494 01:03:55.930 ⇒ 01:04:00.990 Samuel Roberts: Even hearing that is getting me thinking about how we can more easily streamline that feedback process.
495 01:04:01.630 ⇒ 01:04:04.429 Samuel Roberts: You know, so that it’s not a…
496 01:04:04.560 ⇒ 01:04:10.090 Samuel Roberts: We have to get on this, and someone has to give the feedback that it’s that, or like, you know, you have to go somewhere, but if there’s a way to tie that
497 01:04:10.580 ⇒ 01:04:13.300 Samuel Roberts: Choose what was generated.
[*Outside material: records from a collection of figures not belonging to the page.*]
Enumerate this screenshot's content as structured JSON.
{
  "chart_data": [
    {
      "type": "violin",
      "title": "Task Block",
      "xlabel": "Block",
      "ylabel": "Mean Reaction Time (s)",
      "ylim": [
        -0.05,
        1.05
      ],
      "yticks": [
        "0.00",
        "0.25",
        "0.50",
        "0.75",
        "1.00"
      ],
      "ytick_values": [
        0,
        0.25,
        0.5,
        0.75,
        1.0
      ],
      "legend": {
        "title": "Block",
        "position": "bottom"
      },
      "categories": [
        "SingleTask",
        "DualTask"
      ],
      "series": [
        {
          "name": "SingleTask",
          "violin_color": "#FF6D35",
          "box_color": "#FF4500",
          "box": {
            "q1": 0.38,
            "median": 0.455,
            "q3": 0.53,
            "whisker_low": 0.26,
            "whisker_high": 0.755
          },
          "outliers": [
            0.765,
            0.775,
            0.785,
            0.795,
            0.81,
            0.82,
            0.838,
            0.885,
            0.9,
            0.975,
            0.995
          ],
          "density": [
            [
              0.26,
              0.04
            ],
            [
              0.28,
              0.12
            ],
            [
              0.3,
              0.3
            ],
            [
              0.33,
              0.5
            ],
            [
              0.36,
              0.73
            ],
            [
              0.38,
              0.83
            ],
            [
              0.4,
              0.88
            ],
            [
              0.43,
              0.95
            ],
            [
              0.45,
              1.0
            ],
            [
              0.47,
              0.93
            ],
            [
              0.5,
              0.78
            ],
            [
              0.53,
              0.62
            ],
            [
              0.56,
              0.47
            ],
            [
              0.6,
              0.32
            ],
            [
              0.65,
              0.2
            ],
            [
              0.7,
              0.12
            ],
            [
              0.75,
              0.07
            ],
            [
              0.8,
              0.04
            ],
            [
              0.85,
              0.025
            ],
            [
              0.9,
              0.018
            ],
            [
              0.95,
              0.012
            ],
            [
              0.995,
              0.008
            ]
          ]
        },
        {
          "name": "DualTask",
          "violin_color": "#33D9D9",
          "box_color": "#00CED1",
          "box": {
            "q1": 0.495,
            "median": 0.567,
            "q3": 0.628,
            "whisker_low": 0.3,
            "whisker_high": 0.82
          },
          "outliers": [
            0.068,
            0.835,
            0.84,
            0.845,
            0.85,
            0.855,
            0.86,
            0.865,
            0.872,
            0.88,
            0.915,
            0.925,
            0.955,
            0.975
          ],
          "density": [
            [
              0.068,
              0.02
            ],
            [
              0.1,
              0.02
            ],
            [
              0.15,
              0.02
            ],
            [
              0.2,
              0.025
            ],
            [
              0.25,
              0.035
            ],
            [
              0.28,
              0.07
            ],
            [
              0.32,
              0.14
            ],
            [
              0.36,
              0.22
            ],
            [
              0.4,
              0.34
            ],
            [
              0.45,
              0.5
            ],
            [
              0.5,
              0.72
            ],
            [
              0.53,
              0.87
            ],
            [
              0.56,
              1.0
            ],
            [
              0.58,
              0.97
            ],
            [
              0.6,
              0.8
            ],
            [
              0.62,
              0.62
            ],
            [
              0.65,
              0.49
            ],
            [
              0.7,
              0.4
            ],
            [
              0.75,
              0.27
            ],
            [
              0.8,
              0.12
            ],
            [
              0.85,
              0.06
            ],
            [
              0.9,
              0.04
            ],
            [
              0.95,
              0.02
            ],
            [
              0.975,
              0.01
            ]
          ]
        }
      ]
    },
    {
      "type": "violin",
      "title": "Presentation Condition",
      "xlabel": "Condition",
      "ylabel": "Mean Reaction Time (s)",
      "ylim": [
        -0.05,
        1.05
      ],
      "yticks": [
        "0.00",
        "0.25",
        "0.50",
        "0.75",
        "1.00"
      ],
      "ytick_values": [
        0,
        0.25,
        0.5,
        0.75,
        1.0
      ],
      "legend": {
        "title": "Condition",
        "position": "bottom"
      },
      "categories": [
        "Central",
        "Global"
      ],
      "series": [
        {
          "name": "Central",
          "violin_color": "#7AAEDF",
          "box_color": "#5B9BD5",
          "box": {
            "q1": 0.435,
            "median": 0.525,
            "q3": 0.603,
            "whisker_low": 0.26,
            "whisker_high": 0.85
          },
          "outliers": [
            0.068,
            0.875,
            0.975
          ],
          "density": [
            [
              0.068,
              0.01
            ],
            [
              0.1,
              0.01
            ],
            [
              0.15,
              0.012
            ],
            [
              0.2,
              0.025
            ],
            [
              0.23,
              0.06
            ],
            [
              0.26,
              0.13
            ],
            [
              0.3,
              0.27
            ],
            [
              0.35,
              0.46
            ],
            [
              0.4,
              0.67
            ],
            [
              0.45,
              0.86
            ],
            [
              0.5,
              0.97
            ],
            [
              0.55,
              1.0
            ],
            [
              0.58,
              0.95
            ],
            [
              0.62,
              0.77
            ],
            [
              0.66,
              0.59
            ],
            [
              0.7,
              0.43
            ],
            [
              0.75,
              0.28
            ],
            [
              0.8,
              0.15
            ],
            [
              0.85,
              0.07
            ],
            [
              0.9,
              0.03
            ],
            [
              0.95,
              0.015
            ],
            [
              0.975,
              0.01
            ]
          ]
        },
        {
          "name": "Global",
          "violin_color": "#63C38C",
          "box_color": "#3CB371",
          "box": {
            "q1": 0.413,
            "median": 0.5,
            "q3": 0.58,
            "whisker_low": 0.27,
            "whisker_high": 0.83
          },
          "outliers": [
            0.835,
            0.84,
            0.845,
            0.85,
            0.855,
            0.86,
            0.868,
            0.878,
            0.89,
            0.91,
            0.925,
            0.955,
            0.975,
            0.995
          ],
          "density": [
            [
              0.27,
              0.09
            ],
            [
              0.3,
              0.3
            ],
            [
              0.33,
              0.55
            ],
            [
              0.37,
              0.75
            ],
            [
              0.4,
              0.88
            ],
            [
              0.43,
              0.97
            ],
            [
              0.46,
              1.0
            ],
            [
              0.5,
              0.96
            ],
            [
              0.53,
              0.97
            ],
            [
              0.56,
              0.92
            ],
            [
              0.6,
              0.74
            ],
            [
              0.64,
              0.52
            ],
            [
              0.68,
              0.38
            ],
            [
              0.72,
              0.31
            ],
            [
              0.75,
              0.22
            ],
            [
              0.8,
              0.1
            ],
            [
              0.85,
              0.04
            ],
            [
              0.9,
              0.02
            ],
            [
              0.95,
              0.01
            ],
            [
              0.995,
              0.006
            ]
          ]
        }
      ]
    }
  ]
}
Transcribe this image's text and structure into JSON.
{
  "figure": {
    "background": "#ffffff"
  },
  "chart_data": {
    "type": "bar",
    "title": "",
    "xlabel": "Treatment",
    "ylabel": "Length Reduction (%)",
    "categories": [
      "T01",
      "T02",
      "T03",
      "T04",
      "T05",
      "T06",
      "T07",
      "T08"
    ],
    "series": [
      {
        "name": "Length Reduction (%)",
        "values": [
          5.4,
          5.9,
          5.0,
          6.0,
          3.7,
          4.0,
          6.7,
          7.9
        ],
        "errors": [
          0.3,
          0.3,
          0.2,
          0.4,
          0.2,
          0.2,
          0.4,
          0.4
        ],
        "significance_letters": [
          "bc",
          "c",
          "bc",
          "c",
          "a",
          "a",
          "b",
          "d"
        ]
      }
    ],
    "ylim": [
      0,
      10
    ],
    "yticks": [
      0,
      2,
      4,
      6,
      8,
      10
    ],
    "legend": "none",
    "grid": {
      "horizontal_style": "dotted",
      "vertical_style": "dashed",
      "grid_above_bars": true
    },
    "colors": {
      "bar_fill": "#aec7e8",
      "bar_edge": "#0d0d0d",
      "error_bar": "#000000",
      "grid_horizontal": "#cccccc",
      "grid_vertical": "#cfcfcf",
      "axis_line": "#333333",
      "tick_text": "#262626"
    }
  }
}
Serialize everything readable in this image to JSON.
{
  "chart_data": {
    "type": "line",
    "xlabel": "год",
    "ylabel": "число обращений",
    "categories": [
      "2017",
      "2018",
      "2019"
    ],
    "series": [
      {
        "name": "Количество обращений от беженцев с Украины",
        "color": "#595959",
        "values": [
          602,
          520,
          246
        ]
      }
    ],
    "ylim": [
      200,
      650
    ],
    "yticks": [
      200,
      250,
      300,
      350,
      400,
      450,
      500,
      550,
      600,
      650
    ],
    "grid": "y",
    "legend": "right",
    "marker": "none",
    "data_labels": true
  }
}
Yeah, exactly.
498 01:04:13.740 ⇒ 01:04:21.420 Uttam Kumaran: Yeah, like, you know, a nice thing could be, like, hey, if the AI doesn’t get it right, maybe you can tag it and say, like, you missed these things, and then it redoes it.
499 01:04:21.420 ⇒ 01:04:22.880 Samuel Roberts: Yeah, there’s something.
500 01:04:22.880 ⇒ 01:04:24.300 Uttam Kumaran: There’s an opportunity, yeah.
501 01:04:27.290 ⇒ 01:04:28.200 Uttam Kumaran: Okay.
502 01:04:28.450 ⇒ 01:04:41.799 Uttam Kumaran: Great. Well, thanks everyone for the time. I know this is… it was a… it’s an hour-long meeting, so I appreciate it. Please message me or the team if you have any questions, or if I can get you access to anything, like, if anyone is interested in… in that.
503 01:04:41.960 ⇒ 01:04:44.340 Uttam Kumaran: Text the… the speech-to-text thing.
504 01:04:44.860 ⇒ 01:04:47.329 Uttam Kumaran: Happy to, you know, get you invited.
505 01:04:49.940 ⇒ 01:04:50.870 Samuel Roberts: Cool.
506 01:04:51.190 ⇒ 01:04:52.670 Uttam Kumaran: Okay, thanks everyone.
507 01:04:52.670 ⇒ 01:04:53.710 Annie Yu: Thank you.
508 01:04:53.710 ⇒ 01:04:54.609 Demilade Agboola: Thank you.
509 01:04:54.610 ⇒ 01:04:55.060 Samuel Roberts: anytime.
510 01:04:55.060 ⇒ 01:04:55.470 Uttam Kumaran: Thank you.
511 01:04:55.470 ⇒ 01:04:56.290 Mustafa Raja: Thank you.